# 510 Drip tips for 22mm RDA like Citadel or Venna



## CTRiaan (5/2/19)

Does anybody know where I can find drip tips that will fit something like the Citadel or Venna?

I can't use the supplied ones without burning my lips!

Reactions: Like 3


----------



## lesvaches (5/2/19)

CTRiaan said:


> Does anybody know where I can find drip tips that will fit something like the Citadel or Venna?
> 
> I can't use the supplied ones without burning my lips!


like the one @KZOR has in his review of the citadel?

Reactions: Like 1


----------



## CTRiaan (5/2/19)

lesvaches said:


> like the one @KZOR has in his review of the citadel?


Yes or even smaller, as long as it takes into account that the part that it fits into is raised above the rest of the cap.

Reactions: Like 2


----------



## Silver (6/2/19)

Paging @Christos - maybe he can advise you @CTRiaan

Reactions: Like 2 | Thanks 2


----------



## Christos (6/2/19)

Silver said:


> Paging @Christos - maybe he can advise you @CTRiaan


The problem is the Citadel and venna have a slightly raised lip for the drip tip so you would need a taller drip tip with the exact width of the raised lip otherwise the drip tip will have overhang. e.g. of lip.






Apologies @Ash but your image shows the overhang beautifully. (Image courtesy of @Ash - Taken without his permission)





Locally, these tips may be better but also may be too short.
https://crafted-coils.myshopify.com/collections/drip-tips/products/510-drip-tips-standard
Best is to ask @akhalz about them.

Alternatively, you could go shopping here : http://siammods.com/510-drip-tips
Just dont pull a @Rob Fisher and buy them in every colour! (I still need to buy a few of these but Im scared I will end up with more tips than i will need in a lifetime  )

Reactions: Like 1 | Winner 2


----------



## CTRiaan (6/2/19)

Thanks, @Christos.

Haha, one or two will be enough for me.

Reactions: Like 1


----------



## Christos (6/2/19)

CTRiaan said:


> Thanks, @Christos.
> 
> Haha, one or two will be enough for me.


I made the mistake of looking at the siam tips... Now I want all of them

Reactions: Like 2 | Agree 2


----------



## M.Adhir (6/2/19)

You can also check signature tips (UK based)- the hadaly tip should fit the citadel perfectly. 

In these pics- the blue and black wider tips are Hands Tips, 510 (become a bit tough to find recently though).

The narrower blue tip is a steel inner tip which was from Vape Hyper, and is slightly longer than most of the standard 510 tips I've used.
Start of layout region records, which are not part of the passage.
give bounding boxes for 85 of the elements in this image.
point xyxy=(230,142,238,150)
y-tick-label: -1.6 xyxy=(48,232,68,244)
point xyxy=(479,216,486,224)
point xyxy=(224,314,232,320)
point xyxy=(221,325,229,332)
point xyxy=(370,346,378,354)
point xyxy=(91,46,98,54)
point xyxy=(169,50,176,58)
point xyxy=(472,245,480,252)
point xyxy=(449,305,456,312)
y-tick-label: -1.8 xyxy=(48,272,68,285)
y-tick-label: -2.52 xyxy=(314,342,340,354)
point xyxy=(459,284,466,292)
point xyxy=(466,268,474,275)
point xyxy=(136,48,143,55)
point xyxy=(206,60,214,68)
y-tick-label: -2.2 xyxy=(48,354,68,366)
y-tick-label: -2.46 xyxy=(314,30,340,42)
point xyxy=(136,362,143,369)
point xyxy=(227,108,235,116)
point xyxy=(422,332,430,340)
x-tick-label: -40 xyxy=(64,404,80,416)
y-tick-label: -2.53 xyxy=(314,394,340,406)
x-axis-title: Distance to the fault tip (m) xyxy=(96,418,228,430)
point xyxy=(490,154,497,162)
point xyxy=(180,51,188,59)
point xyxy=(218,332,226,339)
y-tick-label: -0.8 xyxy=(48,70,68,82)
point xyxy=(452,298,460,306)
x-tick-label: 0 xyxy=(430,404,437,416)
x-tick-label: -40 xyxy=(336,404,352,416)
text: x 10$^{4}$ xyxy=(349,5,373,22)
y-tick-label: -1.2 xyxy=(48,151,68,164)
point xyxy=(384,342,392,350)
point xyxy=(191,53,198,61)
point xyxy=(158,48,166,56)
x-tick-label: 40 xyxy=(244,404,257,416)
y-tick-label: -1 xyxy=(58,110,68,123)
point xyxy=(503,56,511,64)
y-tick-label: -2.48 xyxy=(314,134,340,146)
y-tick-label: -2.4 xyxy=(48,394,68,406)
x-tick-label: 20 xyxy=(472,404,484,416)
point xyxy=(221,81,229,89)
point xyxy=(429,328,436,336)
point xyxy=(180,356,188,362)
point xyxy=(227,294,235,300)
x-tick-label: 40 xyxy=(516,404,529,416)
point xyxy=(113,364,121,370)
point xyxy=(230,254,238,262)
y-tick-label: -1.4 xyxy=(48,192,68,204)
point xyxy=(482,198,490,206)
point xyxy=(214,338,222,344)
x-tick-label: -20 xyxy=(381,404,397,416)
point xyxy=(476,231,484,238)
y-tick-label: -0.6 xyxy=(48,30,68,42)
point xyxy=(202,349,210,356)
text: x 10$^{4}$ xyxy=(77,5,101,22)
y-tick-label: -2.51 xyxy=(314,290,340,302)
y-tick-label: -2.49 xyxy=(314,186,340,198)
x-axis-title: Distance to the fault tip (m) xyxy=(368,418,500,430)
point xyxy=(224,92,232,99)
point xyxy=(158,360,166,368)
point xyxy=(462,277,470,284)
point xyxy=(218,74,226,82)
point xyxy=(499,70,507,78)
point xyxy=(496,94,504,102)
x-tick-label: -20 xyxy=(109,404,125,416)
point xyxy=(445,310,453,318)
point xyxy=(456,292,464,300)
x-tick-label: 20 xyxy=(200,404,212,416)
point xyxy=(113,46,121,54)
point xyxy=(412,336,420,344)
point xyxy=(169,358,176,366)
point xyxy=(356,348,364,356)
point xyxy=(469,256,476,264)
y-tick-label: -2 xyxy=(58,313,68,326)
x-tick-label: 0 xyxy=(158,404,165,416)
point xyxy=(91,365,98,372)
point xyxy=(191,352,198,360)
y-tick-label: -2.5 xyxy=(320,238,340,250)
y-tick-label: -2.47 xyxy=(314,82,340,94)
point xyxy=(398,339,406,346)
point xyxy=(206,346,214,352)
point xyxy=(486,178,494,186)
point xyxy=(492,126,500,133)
Fits the Hadaly/citadel with no overhang.

Reactions: Like 2 | Thanks 1


----------



## Silver (8/2/19)

Christos said:


> The problem is the Citadel and venna have a slightly raised lip for the drip tip so you would need a taller drip tip with the exact width of the raised lip otherwise the drip tip will have overhang. e.g. of lip.
> 
> 
> 
> ...



Great explanation and very insightful @Christos !

I sense a thread one of these days called "Christos' Siam Mods drip tip adventures"
Sounds quite saucy, lol

Reactions: Like 1 | Funny 1


----------



## Christos (9/2/19)

Silver said:


> Great explanation and very insightful @Christos !
> 
> I sense a thread one of these days called "Christos' Siam Mods drip tip adventures"
> Sounds quite saucy, lol


I think 'how to be perpetually poor by Christos' is more appropriate

Reactions: Like 1 | Funny 2


----------



## Grand Guru (9/2/19)

CTRiaan said:


> Does anybody know where I can find drip tips that will fit something like the Citadel or Venna?
> 
> I can't use the supplied ones without burning my lips!


You could alternatively try the ultem cap. It looks quite nice and solved my same issue with the Citadel.

Reactions: Like 2 | Thanks 1


----------